Good question. I think the reason why the first definition is "better" is that it can be stated independently of the number of parameters as:
Let $f,g:X\to\mathbb R_+$ for some discrete space $X$. We say that $f \in \mathcal O(g)$ iff there is a positive constant $c$ such that $f(x)\le cg(x)$ for all but finitely many $x$.
Then the usual one-parameter definition results when we take $X$ to be $\mathbb N$, and the one you quote from CLRS when we take $X$ to be $\mathbb N^2$.
In contrast, your proposed second definition would allow unbounded functions such as
$$f(n,m) = \begin{cases} n+m & n=100 \lor m=100 \\ 1 & \text{otherwise} \end{cases}$$
to be $O(1)$, which doesn't seem to be useful for reporting algorithmic complexity.

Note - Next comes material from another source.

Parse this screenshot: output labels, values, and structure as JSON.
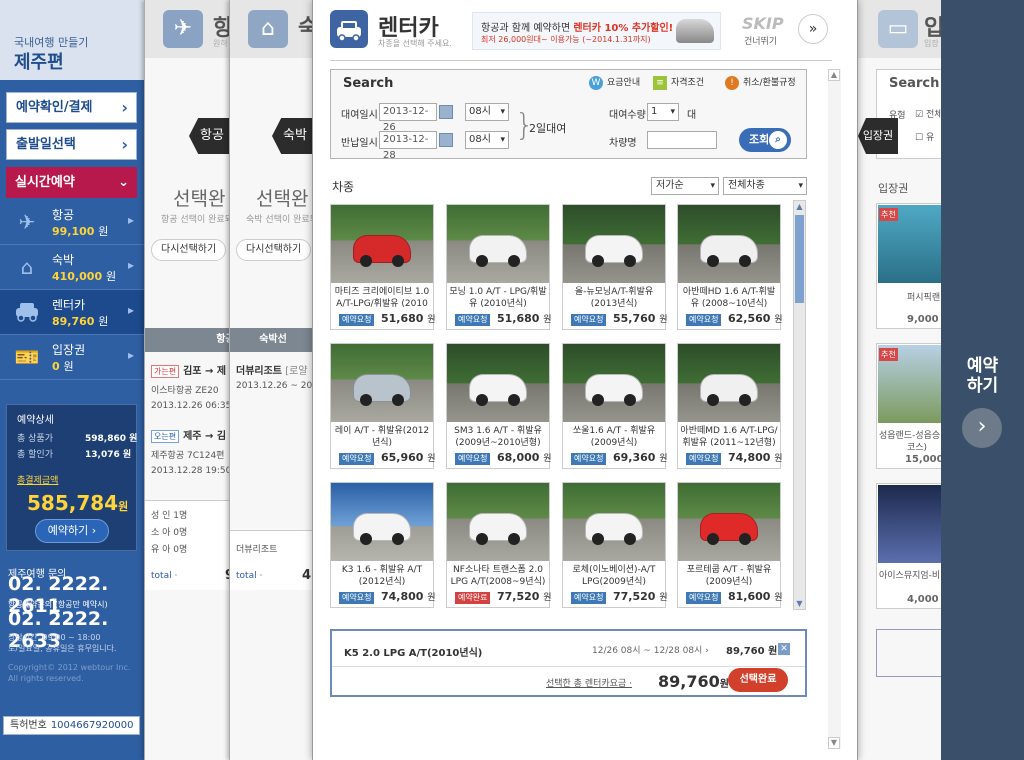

More abstractly, remember that asymptotics are always defined relative to some limit $x\to x_0$. In the case above the limit is $x\to (+\infty,+\infty)$. Limits involving infinity are often treated as a special case in real analysis, but there's a natural topology on $\mathbb N^2\cup\{\infty\}$ such that the definition above is equivalent to
We say that $f\in\mathcal O_{x\to x_0}(g)$ iff there is a positive constant $c$ such that $f\le cg(x)$ everywhere in some neighborhood of $x_0$, except possibly at $x_0$ itself.
This view encompasses the asymptotics for $x\to 0$ we see in analysis. Additionally, it offers the opportunity to get your second definition back in the game, if you redefine the topology on $\mathbb N^2\cup\{\infty\}$ to give $\infty$ smaller neigborhoods.
Then the distinction between the two definitions you quote is simply that they are based on two different limits.